Con la decorazione della libreria Sagramoso fanno gruppo altre opere: la Madonna col Bambino di Vienna (Akademie der bildenden Künste); la Madonnacol Bambino e i ss. Pietro e Paolo di Pordenone (collezione Galvani; Zamperini, 2010A, p. 20); la Madonna col Bambino in trono di Verona (Collezione Banca popolare di Verona; Peretti, 2010, pp. 74 s.; una foto dell’Archivio Zeri, segnalata da Mattia Vinco, documenta la presenza sulla sinistra della figura  di un committente, ora occultata da una ridipintura); la Madonna col Bambino del Museo di Castelvecchio; la Madonna con le ss. Brigida e Caterina di Stoccarda (Staatsgalerie); i due Santi francescani, probabilmente S. Bonaventura (o Bernardino) e S. Francesco, e Tre fatti della vita di s. Biagio di Vicenza (Museo civico di Palazzo Chiericati); la frammentaria e larvale Madonna col Bambino e santi nella chiesa delle Ss. Agnese e Lucia di Portogruaro; un omogeneo gruppo di miniature a Berlino (Kupferstichkabinett), New York (The Metropolitan Museum of art, Lehman Collection), Londra (Victoria and Albert Museum) e in altre collezioni (da ultimo, Eberhardt, 2011). Caratteri tardi presentano anche i disegni del Fogg Art Museum di Cambridge, Massachusetts (Eberhardt, 1986, pp. 113-116), raffiguranti un Santo inginocchiato, S. Cristoforo e la Madonna col Bambino. Firmata 1509 è infine la pala di S. Maria delle Grazie di Arzignano, nota come pala Hearst, recentemente riemersa nel mercato ridotta a pochi frammenti (Old Masters…, 2010).

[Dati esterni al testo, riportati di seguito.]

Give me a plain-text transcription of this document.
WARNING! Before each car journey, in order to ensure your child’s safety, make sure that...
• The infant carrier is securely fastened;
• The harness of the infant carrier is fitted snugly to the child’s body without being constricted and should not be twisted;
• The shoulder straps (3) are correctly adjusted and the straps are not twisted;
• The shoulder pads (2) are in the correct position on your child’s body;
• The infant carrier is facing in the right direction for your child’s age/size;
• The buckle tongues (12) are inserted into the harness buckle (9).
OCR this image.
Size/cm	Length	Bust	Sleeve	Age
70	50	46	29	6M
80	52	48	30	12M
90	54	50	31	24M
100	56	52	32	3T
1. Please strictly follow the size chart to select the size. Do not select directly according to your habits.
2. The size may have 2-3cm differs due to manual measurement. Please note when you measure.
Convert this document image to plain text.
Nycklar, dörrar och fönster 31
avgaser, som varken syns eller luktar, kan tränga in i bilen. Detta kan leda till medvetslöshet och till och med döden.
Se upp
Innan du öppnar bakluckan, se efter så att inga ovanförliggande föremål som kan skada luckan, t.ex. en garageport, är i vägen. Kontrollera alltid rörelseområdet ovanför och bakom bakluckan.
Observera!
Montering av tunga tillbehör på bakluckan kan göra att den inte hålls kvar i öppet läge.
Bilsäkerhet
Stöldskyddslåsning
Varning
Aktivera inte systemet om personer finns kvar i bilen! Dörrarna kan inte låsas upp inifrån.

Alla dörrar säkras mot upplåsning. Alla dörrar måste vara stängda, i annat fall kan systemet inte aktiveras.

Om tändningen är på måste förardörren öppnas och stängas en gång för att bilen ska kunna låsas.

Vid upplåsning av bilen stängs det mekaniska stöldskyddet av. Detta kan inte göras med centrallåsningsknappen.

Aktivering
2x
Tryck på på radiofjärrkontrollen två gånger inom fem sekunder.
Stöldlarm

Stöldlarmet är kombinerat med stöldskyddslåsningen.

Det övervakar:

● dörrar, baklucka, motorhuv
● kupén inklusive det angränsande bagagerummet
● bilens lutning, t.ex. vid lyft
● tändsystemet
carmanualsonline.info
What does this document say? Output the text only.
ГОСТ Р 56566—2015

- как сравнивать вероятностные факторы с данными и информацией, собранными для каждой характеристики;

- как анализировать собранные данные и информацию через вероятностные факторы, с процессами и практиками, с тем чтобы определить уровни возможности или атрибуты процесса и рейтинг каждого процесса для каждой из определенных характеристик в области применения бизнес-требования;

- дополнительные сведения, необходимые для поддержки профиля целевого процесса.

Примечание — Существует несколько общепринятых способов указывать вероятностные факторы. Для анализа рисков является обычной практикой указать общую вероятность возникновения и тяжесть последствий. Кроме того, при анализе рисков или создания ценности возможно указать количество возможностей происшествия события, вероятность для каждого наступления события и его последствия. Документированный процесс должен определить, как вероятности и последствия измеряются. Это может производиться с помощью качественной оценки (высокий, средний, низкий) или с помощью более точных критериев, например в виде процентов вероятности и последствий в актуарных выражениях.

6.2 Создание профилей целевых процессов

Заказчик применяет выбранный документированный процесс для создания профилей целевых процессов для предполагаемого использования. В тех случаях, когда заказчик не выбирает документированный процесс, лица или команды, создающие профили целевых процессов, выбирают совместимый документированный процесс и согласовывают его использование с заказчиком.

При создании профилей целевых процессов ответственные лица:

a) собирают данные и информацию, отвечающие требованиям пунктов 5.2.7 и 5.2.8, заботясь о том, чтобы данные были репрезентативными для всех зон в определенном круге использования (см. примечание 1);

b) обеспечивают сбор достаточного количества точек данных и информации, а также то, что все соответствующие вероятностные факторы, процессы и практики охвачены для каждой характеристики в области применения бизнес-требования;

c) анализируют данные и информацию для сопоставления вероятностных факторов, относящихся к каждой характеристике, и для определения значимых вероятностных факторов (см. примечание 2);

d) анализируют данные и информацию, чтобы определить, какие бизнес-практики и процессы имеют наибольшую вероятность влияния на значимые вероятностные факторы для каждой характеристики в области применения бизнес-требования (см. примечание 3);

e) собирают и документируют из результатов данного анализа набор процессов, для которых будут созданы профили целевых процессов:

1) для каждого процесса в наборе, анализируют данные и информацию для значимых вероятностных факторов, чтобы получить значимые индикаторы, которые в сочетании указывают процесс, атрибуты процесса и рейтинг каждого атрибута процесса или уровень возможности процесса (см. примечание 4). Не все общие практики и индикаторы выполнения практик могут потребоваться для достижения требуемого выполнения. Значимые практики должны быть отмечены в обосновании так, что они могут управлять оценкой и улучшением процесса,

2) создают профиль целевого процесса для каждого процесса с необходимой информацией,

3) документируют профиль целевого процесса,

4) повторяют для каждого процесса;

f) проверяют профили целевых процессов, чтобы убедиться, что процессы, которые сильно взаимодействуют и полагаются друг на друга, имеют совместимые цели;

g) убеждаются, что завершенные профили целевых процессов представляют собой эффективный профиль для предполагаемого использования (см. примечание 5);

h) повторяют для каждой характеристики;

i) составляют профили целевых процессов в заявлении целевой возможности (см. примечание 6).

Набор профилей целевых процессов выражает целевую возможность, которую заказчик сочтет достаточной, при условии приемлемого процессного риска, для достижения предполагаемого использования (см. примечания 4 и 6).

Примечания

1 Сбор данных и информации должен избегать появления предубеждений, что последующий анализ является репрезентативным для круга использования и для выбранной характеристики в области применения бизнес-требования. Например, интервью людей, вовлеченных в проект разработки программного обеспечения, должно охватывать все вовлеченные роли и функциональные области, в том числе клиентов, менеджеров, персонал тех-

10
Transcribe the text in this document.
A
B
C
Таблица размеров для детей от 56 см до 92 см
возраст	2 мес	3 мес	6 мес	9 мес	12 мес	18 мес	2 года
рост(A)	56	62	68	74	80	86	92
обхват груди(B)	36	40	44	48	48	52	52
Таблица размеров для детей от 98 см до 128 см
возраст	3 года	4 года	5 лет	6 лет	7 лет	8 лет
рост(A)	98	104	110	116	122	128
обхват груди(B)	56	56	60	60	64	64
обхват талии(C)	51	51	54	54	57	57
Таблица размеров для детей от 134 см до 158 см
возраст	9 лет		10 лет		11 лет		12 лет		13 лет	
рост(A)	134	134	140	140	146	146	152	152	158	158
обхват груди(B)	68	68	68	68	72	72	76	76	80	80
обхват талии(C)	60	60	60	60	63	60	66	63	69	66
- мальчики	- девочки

Alla figura del S. Sebastiano presente in quest’ultima opera, può essere avvicinato il S. Giovanni Evangelista dell’Accademia Carrara di Bergamo, pure frammentario, il quale però, per qualche debolezza nella costruzione prospettica di una mano, fa pensare alla bottega, al pari della debole Madonna col Bambino e l’Imago Pietatis della University of Missouri a Columbia. Decisamente da escludere dal gruppo sono invece l’Imago Pietatis, con nel retro la Madonna col Bambino, della collezione Federico Mason Perkins presso la basilica di S. Francesco ad Assisi, di un seguace, e l’Imago Pietatis coi ss. Bernardino, Francesco Antonio e Chiara di Castelvecchio, recentemente restituita a Giovanni Francesco Caroto (Peretti, 2010, pp. 400 s.). Da non dimenticare è anche la notizia di Vasari (1568 ) a proposito di una decorazione perduta sulla facciata della Domus Pietatis di Verona.

Morì, probabilmente a Verona, dopo il 1518, epoca dell’ultima segnalazione anagrafica (Gerola, 1909, p. 109).